What’s more worthy of investigation is whether indeed Bruce’s army, which began as a force of around three thousand men, would have marched up the Great Glen; taken Castle Urquhart and Inverness; attacked Elgin and Banff; marched east through the Garioch to Inverurie (where and when Bruce fell ill); diverted to Slioch; moved on to Strathbogie; moved west to attack the castles of Balvenie, Duffus, and Tarradale in the Black Isle; headed back east and attacked Elgin for a second time in April; before arriving back in the neighbourhood of Inverurie in May, ready for a battle, albeit having dwindled to a mere seven hundred, but only after mopping up the castles of Slains, Kinedar, Rattray, Dundarg, Kelly, Fyvie, Kintore, and Aboyne on route.

That seems like a lot of to-ing and fro-ing, and is less likely if Bruce was indeed ill for the duration. The question is whether that circuitous route from east to west and up and around and back again is reasonable for Bruce to have undertaken, regardless of his physical state. Only the diversions to Balvenie, perhaps to a small extent, and Tarradale, for certain, are somewhat illogical. It may be the case that Bruce didn’t go as far as Tarradale. It’s reasonable to suggest that castle could’ve been taken by the same Sir William Wiseman who captured Skelbo, in Sutherland, on behalf of ‘the Bruce’. However, the acid test is Fyvie, in that if it’d been captured by Bruce in the spring, those escaping from the rout of Inverurie (Barra in May) wouldn’t have been able to flee “for twelve leagues as far as Fyvie” as the Scotichronicon claims.

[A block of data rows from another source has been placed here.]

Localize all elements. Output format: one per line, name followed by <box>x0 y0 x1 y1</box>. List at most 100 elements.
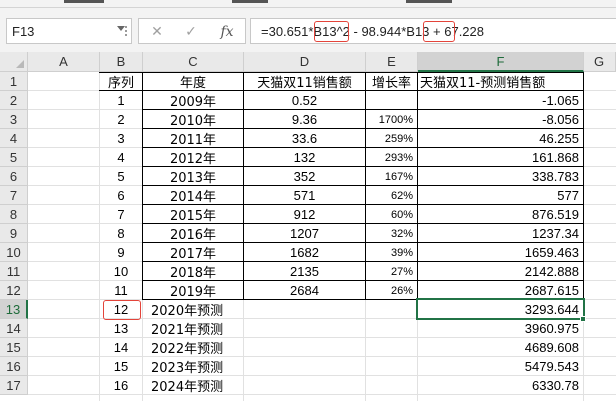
cell-prediction[interactable]: 3293.644 <box>418 300 583 319</box>
cell-prediction[interactable]: 1237.34 <box>418 224 583 243</box>
cell-growth[interactable]: 1700% <box>366 110 417 129</box>
cell-sales[interactable]: 0.52 <box>244 91 365 110</box>
column-header-e[interactable]: E <box>366 52 418 72</box>
row-header[interactable]: 5 <box>0 148 28 167</box>
cell-year[interactable]: 2014年 <box>143 186 243 205</box>
cell-seq[interactable]: 1 <box>100 91 142 110</box>
cell-growth[interactable]: 39% <box>366 243 417 262</box>
cell-growth[interactable] <box>366 91 417 110</box>
cell-year[interactable]: 2013年 <box>143 167 243 186</box>
header-year[interactable]: 年度 <box>143 72 243 91</box>
header-seq[interactable]: 序列 <box>100 72 142 91</box>
column-header-a[interactable]: A <box>28 52 100 72</box>
cell-prediction[interactable]: 338.783 <box>418 167 583 186</box>
cell-seq[interactable]: 10 <box>100 262 142 281</box>
cell-year[interactable]: 2015年 <box>143 205 243 224</box>
cell-year[interactable]: 2017年 <box>143 243 243 262</box>
cell-year[interactable]: 2010年 <box>143 110 243 129</box>
cell-sales[interactable]: 2684 <box>244 281 365 300</box>
row-header[interactable]: 2 <box>0 91 28 110</box>
cell-growth[interactable]: 32% <box>366 224 417 243</box>
cell-prediction[interactable]: 577 <box>418 186 583 205</box>
row-header[interactable]: 7 <box>0 186 28 205</box>
cell-year[interactable]: 2024年预测 <box>143 376 243 395</box>
cell-prediction[interactable]: 2142.888 <box>418 262 583 281</box>
row-header[interactable]: 12 <box>0 281 28 300</box>
cell-year[interactable]: 2023年预测 <box>143 357 243 376</box>
cell-growth[interactable]: 27% <box>366 262 417 281</box>
cell-year[interactable]: 2021年预测 <box>143 319 243 338</box>
header-growth[interactable]: 增长率 <box>366 72 417 91</box>
cell-prediction[interactable]: -1.065 <box>418 91 583 110</box>
cell-growth[interactable]: 167% <box>366 167 417 186</box>
cell-sales[interactable]: 9.36 <box>244 110 365 129</box>
cell-seq[interactable]: 7 <box>100 205 142 224</box>
cell-growth[interactable]: 60% <box>366 205 417 224</box>
row-header[interactable]: 15 <box>0 338 28 357</box>
cell-prediction[interactable]: 5479.543 <box>418 357 583 376</box>
cell-prediction[interactable]: 161.868 <box>418 148 583 167</box>
row-header[interactable]: 13 <box>0 300 28 319</box>
cell-year[interactable]: 2022年预测 <box>143 338 243 357</box>
cell-prediction[interactable]: 46.255 <box>418 129 583 148</box>
cell-growth[interactable]: 26% <box>366 281 417 300</box>
row-header[interactable]: 9 <box>0 224 28 243</box>
row-header[interactable]: 4 <box>0 129 28 148</box>
column-header-g[interactable]: G <box>584 52 616 72</box>
row-header[interactable]: 17 <box>0 376 28 395</box>
cell-growth[interactable]: 259% <box>366 129 417 148</box>
cell-seq[interactable]: 15 <box>100 357 142 376</box>
cell-sales[interactable]: 1207 <box>244 224 365 243</box>
cell-seq[interactable]: 4 <box>100 148 142 167</box>
cell-sales[interactable]: 2135 <box>244 262 365 281</box>
cell-prediction[interactable]: -8.056 <box>418 110 583 129</box>
cell-sales[interactable]: 352 <box>244 167 365 186</box>
cell-year[interactable]: 2019年 <box>143 281 243 300</box>
cell-year[interactable]: 2011年 <box>143 129 243 148</box>
cell-prediction[interactable]: 6330.78 <box>418 376 583 395</box>
cell-year[interactable]: 2018年 <box>143 262 243 281</box>
column-header-c[interactable]: C <box>143 52 244 72</box>
cell-growth[interactable]: 293% <box>366 148 417 167</box>
row-header[interactable]: 3 <box>0 110 28 129</box>
row-header[interactable]: 8 <box>0 205 28 224</box>
name-box[interactable]: F13 <box>6 18 132 44</box>
cell-sales[interactable]: 1682 <box>244 243 365 262</box>
row-header[interactable]: 11 <box>0 262 28 281</box>
cell-year[interactable]: 2009年 <box>143 91 243 110</box>
enter-icon[interactable]: ✓ <box>179 22 203 42</box>
cell-prediction[interactable]: 4689.608 <box>418 338 583 357</box>
column-header-b[interactable]: B <box>100 52 143 72</box>
row-header[interactable]: 14 <box>0 319 28 338</box>
more-options-icon[interactable] <box>119 26 133 40</box>
cell-year[interactable]: 2020年预测 <box>143 300 243 319</box>
row-header[interactable]: 16 <box>0 357 28 376</box>
cell-prediction[interactable]: 1659.463 <box>418 243 583 262</box>
row-header[interactable]: 6 <box>0 167 28 186</box>
cell-seq[interactable]: 11 <box>100 281 142 300</box>
cell-year[interactable]: 2016年 <box>143 224 243 243</box>
cell-seq[interactable]: 16 <box>100 376 142 395</box>
header-sales[interactable]: 天猫双11销售额 <box>244 72 365 91</box>
formula-input[interactable]: =30.651*B13^2 - 98.944*B13 + 67.228 <box>250 18 616 44</box>
cell-year[interactable]: 2012年 <box>143 148 243 167</box>
select-all-button[interactable] <box>0 52 28 72</box>
row-header[interactable]: 1 <box>0 72 28 91</box>
cell-prediction[interactable]: 876.519 <box>418 205 583 224</box>
cell-prediction[interactable]: 3960.975 <box>418 319 583 338</box>
cell-seq[interactable]: 3 <box>100 129 142 148</box>
cell-sales[interactable]: 912 <box>244 205 365 224</box>
cell-prediction[interactable]: 2687.615 <box>418 281 583 300</box>
row-header[interactable]: 10 <box>0 243 28 262</box>
cell-seq[interactable]: 14 <box>100 338 142 357</box>
cell-sales[interactable]: 33.6 <box>244 129 365 148</box>
cell-seq[interactable]: 2 <box>100 110 142 129</box>
cell-seq[interactable]: 13 <box>100 319 142 338</box>
cell-growth[interactable]: 62% <box>366 186 417 205</box>
cancel-icon[interactable]: ✕ <box>145 22 169 42</box>
cell-sales[interactable]: 132 <box>244 148 365 167</box>
column-header-f[interactable]: F <box>418 52 584 72</box>
cell-seq[interactable]: 6 <box>100 186 142 205</box>
column-header-d[interactable]: D <box>244 52 366 72</box>
fill-handle[interactable] <box>580 316 586 322</box>
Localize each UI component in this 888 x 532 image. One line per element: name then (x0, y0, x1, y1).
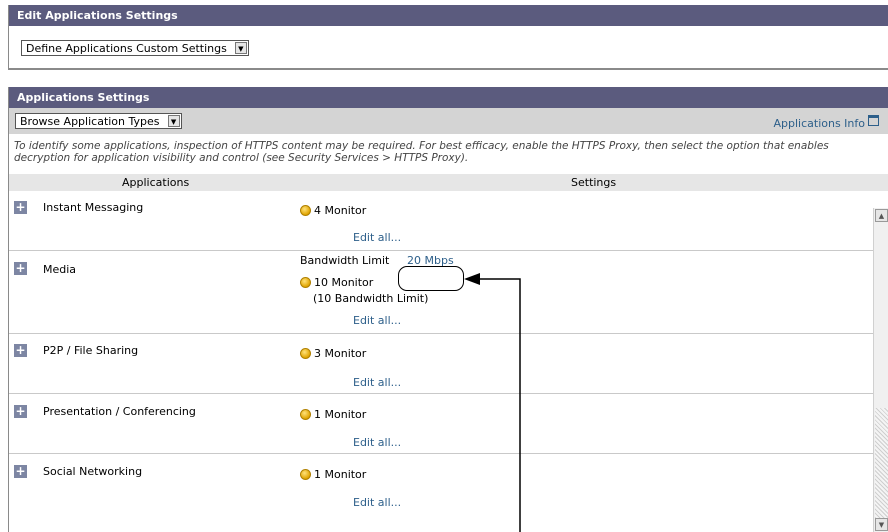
callout-arrow-line (478, 278, 521, 532)
callout-arrowhead-icon (464, 273, 480, 285)
callout-arrow (464, 273, 521, 532)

The Battle of Barra was fought in the lee of Barra Hill, between the armies of the Scottish King, Robert Bruce, and his chief domestic ‘enemy’ John Comyn, the 3rd Earl of Buchan. Though part of the First War of Scottish Independence, Barra was more realistically just one battle in the long running Scottish Civil War, which lasted for seventy years between 1286 and 1356. On the day preceding the battle, Comyn, David de Brechin, and the rest of Buchan’s makeshift army, made camp at Meldrum. Bruce’s main force occupied a position to the south west, on the Meldrum side of the township of Inverurie.

At dawn, let’s say on the 23rd of May, de Brechin launched a surprise attack, most likely by Souterford. Not only did the errant de Brechin surprise the King’s men, he took Buchan by surprise as the Earl’s main contingent was too far behind to back up any advantage he’d gained. As Buchan sensibly drew up his army between the Hill of Barra and the marshes of the Lochter Burn, two of Bruce’s faithful lieutenants got him out of bed, propped him on his horse and rode out to challenge the enemy. Legend has it that the Earl of Buchan’s feudal levies were so shocked at the appearance of Bruce, whom they’d been told was ill and no doubt dying, that they turned and fled “as far as Fyvie.” In any event, the battle was a bit of a rout and it was all over by coffee break.

Another legend concerns the so-called ‘Bruce’s Seat’; a stone that King Robert is said to have sat upon as he directed the battle. That stone is now established by the roundabout on the Oldmeldrum by-pass, having been moved from Barra Hill. There is another stone associated with the battle, which is known as the ‘Grenago Stane’ or the ‘Groaning Stone’. The ‘Groaner’ can be found on the 14th fairway of the Oldmeldrum golf course – and on the club’s emblem or logo. The legend of the ‘Groaner’, which is really part of a long gone stone circle, has it that the Earl of Buchan lay down behind the stone, groaning and moaning about the loss of his troops.

In the aftermath of the Battle of Barra, Robert the Bruce took no chances of leaving a hostile territory in his rear as he turned to head south and west to deal with Galloway. Before he left Buchan, Bruce carried out the drastic action that came to be known as the ‘Herschip of Buchan’. The violent and bloody devastation Bruce inflicted on the north east, burning and ravaging the houses and farms of the local population, and the strongholds of its Comyn lords and masters, remained in living memory for generations after the event. It was a spiteful act of vengeance against his own people, akin to the terrible examples of terrorism inflicted in the borders by his erstwhile overlord, Edward Longshanks.